ABD’nin Avrupa’daki liberal müdahaleciliğinin en büyük destekçisi ‘yeşil neocon’ Joshcka Fisher’in ‘Avrupa’nın atom silahı olması’ çağrısına dikkat çeken Çutsay, eski nükleer karşıtı yeşi siyasetçinin artık hiçbir itibarı kalmadığını anımsattı. Fischer’ın saldırganlığının geldiği yere dikkat çeken Çutsay, Hristiyan Demokratlar’ın bile böyle söylemlere başvurmadığını vurguladı:
“Joschka Fischer artık ahı gitmiş vahı kalmış, kimsenin de sözüne pek itibar etmediği bir adam. Türkiye’de de var böyle politikacılar. Tabii bir eğilimi, canavarca bir eğilimi temsil ediyor. Son derece saldırgan; faşizan eğilimli bir politikacıdan daha acımasız olabiliyor. Zaten Yugoslavya’nın sonunu hazırlayan savaştaki rolünden biliyoruz. ‘Avrupa’nın atom silahlarına ihtiyacı var’ dedi. Ama komik bir şekilde ‘Ama Almanya’da olmasın’ diye ekledi. Söylediklerini ciddiye almak ne kadar mümkün bilmiyorum ama saldırgan bir siyasi yönelimi temsil ediyor. Daha da önemlisi, ‘Konvansiyonel silahlarda büyük bir yükleme yapmak zorundayız ki ancak o zaman Rusya’yı caydırabiliriz’ dedi. Bu adam, saldırgan bir sağcı. Hristiyan Demokratlar, bu kadar acımasız açıklamalarda bulunamaz. Sosyal demokratlar ve yeşillere düşmüş durumda bu acımasızlık. O yüzden tepkiler geliyor. Esas dikkat çektiği nokta, konvansiyonel silahlarda üretim artışına geçiş ve sonrasında Avrupa’daki atom silahları ile caydırıcılık yaratılması yönünde. Bunların şeytanı Rusya.”

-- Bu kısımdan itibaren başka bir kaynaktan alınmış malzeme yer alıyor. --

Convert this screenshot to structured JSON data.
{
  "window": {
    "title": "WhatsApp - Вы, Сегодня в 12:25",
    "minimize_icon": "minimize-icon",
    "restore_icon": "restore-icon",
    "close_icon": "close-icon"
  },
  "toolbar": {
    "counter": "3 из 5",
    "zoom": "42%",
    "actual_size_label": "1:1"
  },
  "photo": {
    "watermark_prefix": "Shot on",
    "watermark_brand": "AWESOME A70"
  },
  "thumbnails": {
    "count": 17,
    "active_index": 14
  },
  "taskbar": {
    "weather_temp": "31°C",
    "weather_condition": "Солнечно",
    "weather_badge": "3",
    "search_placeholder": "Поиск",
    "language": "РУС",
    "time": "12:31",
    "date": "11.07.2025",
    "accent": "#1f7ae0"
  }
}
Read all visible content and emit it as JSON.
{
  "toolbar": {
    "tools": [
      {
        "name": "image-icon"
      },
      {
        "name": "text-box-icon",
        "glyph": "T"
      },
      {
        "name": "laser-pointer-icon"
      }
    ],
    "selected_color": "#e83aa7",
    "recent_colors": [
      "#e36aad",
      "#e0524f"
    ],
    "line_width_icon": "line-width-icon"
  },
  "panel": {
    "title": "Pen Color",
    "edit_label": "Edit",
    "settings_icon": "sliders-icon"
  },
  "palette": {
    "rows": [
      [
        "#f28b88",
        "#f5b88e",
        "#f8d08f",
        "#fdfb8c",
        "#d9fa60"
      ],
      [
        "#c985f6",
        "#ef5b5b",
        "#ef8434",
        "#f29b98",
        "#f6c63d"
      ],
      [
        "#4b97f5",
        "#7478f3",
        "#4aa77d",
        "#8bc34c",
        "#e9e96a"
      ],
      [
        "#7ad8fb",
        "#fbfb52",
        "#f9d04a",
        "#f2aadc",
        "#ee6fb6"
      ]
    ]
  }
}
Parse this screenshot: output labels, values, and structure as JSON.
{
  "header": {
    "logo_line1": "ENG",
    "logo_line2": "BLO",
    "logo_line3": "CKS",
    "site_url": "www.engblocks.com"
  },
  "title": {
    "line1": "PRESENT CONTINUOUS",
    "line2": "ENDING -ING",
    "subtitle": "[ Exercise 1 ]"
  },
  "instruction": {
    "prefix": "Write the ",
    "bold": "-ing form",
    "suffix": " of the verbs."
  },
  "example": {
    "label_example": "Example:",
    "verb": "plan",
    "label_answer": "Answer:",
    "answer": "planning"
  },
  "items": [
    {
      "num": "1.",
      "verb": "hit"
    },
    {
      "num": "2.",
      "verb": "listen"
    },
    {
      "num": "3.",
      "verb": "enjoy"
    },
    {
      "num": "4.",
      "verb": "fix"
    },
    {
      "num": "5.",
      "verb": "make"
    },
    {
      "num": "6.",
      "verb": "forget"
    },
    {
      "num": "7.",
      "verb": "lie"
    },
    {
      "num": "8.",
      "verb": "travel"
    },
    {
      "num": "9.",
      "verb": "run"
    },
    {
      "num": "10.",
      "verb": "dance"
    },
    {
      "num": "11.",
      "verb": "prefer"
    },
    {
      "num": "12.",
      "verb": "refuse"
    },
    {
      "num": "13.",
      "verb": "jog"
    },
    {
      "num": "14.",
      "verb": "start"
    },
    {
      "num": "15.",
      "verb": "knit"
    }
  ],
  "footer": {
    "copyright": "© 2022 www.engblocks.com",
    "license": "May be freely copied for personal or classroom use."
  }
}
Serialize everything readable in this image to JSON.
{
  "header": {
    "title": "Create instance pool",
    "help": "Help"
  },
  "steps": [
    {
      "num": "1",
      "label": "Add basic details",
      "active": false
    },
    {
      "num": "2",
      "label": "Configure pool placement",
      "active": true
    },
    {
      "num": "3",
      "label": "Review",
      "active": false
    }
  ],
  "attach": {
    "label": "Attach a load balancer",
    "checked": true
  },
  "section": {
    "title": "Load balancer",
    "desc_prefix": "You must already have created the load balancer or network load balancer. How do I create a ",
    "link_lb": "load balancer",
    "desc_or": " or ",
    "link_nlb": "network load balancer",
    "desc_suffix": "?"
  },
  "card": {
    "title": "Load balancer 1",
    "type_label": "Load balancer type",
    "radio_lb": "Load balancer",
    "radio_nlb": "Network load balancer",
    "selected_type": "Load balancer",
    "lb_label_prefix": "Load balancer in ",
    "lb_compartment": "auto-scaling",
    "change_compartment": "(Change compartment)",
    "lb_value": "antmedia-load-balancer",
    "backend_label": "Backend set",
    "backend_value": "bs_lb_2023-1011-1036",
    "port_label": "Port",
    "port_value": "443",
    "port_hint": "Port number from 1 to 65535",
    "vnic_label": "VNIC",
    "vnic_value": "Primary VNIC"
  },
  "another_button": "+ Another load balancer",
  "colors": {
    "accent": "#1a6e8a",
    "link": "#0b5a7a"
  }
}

‘Zangır zangır titriyorlar’

Çutsay, diğer yandan sosyal demokrat Pistorius’un zorunlu askerliği geri getirmekten ve toplumu savaşa hazır etmekten söz ettiğini belirterek, “Bu tür adamlar tam da böyle zamanlarda ortaya çıkıyor” dedi:
“İkincisi, Boris Pistorius, ‘Almanya, savaşa hazır ve gayretli olmalıdır’ dedi. Büyük savaşlardan ve yıkımdan sonra zar zor kurulabilmiş bir cumhuriyetin savunma bakanı söylüyor. ‘Zorunlu askerliği kaldırdık, çok büyük bir hataydı’ da dedi. Açıkça toplumu da silahlanmaya itecekler. Anayasa Mahkemesi’nin ek bütçeyi reddetmesi ve 60 milyar avroluk kozu hükümetten geri alması, ekonomiyi sarsacak. Yoksullar daha da yoksullaşacak. Bu, hükümetin altındaki toprağın daha hızlı kayacağını gösteriyor. Bu tür adamlar tam da böyle zamanlarda ortaya çıkıyor. Sistem, şu anda kendisine denge arıyor. İki korkusu var: Birincisi, aşırı sağ denilen grup. Fransa’da Le Pen iktidar adayı. Hollanda’yı görüyoruz. İtalya’yı, Polonya’yı görüyoruz. Almanya’da da bu devreye girerse, Avrupa’nın neresinden kim tutacak bilinmiyor. Zangır zangır titriyorlar.”

‘Alman halkı banderacıları pek bilmiyor ama sorguluyorlar’

Alman halkının Ukrayna ve Gazze konularını sorgulamaya başladığını belirten Çutsay, Alman ordusunun eski üst düzey yetkilisi Harald Kujat’ın önemli uyarılarını Oscar Lafontaine’in de daha önce dile getirdiğini vurguladı:

“Halk, bu Ukrayna konusunu sorgulamaya başladı. Banderacıları pek bilmiyorlar ama sorguluyorlar. Alman hükümeti, halkın politikalarına gerekli desteği vermediğinden yakınmaya başladı. Halk her şeyin farkına varmadı ama bu politikaların sonucunu önce cebine ve evine götürdüğü ekmekte görüyor. Slovakya’dan Ukrayna konusunda güzel bir çıkış oldu. Bulgaristan’da da durum hükümet için iç açıcı değil. Ukrayna meselesinde bir çıkmaza girilebilir.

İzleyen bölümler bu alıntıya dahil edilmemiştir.